TITLE 42-The Public Health and Welfare

SUBCHAPTER V-FEDERALLY ASSISTED PROGRAMS

Sec. 2000d. Prohibition against exclusion from participation in, denial of benefits of, and discrimination under federally assisted programs on ground of race, color, or national origin

No person in the United States shall, on the ground of race, color, or national origin, be excluded from participation in, be denied the benefits of, or be subjected to discrimination under any program or activity receiving Federal financial assistance.

SIGNIFICANCE

Title VI of the Civil Rights Act of 1964 covers educational institutions and any other agency or institution receiving or disbursing federal funds; this section also applies to all public welfare and health programs. The provision gives legal protection to minorities and legal immigrants, and over time, African Americans, Hispanics, women, the disabled, and the elderly used Title VI to broaden their legal rights in terms of federal financial assistance.

Title VI reached into the schools but also into health-care programs such as Medicare and Medicaid, nursing home programs, adoption agencies, hospitals, alcohol and drug addiction treatment programs, day care centers, and mental health clinics. The provisions of this law also include a ban on segregation on the basis of race or national origin among recipients of services.

Passed ten years after the 1954 U.S. Supreme Court decision Brown v. Board of Education of Topeka, Kansas , part of the purpose of Title VI was to speed up the process of school desegregation, according to author Stephen C. Halpern. In his 1995 book On the Limits of the Law: The Ironic Legacy of Title VI of the 1964 Civil Rights Act , Halpern argues that the purpose of Title VI was to reinforce Brown and to use litigation and federal law to push integration. He notes, however, that while Title VI forbids discrimination, it did not solve the problem. It became the responsibility of the court to "identify the parameters of the legal right blacks had to equal, nondiscriminatory treatment in schools. There are formidable conceptual and political problems associated with defining that right."

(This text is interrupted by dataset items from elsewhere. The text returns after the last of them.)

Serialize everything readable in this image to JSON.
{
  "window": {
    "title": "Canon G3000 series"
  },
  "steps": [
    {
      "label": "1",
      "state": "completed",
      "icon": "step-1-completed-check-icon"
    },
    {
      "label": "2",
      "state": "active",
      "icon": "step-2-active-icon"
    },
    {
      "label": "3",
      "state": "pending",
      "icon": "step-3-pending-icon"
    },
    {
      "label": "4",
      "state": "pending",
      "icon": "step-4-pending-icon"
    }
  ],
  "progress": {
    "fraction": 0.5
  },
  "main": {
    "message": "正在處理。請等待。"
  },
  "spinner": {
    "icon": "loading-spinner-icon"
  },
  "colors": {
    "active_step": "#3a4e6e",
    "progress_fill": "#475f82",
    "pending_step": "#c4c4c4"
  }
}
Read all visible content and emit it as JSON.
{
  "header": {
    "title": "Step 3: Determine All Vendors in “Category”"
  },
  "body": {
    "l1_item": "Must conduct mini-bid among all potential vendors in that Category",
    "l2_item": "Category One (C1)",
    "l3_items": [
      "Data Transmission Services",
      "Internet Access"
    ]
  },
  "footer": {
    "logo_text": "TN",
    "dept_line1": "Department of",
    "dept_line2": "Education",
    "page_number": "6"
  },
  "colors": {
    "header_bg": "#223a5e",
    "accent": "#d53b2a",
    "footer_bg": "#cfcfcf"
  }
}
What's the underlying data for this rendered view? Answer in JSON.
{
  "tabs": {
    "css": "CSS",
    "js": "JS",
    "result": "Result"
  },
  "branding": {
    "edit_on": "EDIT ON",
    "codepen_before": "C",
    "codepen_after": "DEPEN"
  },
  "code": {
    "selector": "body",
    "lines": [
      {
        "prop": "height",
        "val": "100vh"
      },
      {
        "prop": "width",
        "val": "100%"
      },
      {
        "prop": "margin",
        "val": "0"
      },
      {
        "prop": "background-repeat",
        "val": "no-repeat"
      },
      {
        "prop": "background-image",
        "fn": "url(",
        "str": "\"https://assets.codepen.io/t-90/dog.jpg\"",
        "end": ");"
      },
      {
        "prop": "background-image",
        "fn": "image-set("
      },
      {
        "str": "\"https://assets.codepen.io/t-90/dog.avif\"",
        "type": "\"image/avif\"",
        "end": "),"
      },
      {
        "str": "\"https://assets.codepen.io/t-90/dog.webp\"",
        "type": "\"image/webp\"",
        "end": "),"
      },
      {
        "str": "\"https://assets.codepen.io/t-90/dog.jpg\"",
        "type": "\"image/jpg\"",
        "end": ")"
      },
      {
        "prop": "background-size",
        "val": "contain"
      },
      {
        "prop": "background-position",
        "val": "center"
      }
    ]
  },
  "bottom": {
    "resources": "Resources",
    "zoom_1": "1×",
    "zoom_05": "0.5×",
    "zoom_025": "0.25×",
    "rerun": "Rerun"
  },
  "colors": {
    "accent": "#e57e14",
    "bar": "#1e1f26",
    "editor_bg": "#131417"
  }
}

In essence, like the Brown v. Board of Education case, Title VI provided legal rights and protections, but the underlying causes of discrimination could not be addressed by legal institutions. The 1896 Supreme Court decision Plessy v. Ferguson, known for creating the "separate but equal" doctrine, had noted that while law could create conditions protecting individual rights, it could not force society or individuals to change opinions and attitudes about race. While many civil rights leaders hailed the 1964 law as a major leap forward in advancing equality for all Americans, the social conditions leading to racial discrimination remained a substantial obstacle for civil rights leaders and everyday citizens to overcome.

FURTHER RESOURCES

Books

Dudziak, Mary L. Cold War Civil Rights: Race and the Image of American Democracy. Princeton, N.J.: Princeton University Press, 2002.

Halpern, Stephen C. On the Limits of the Law: The Ironic Legacy of Title VI of the 1964 Civil Rights Act. Baltimore, Md.: Johns Hopkins University Press, 1995.

Klarman, Michael J. From Jim Crow to Civil Rights: The Supreme Court and the Struggle for Racial Equality. New York: Oxford University Press, 2004.

Rosenberg, Jonathan and Zachary Karabell. Kennedy, Johnson, and the Quest for Justice: The Civil Rights Tapes. New York: W. W. Norton, 2003.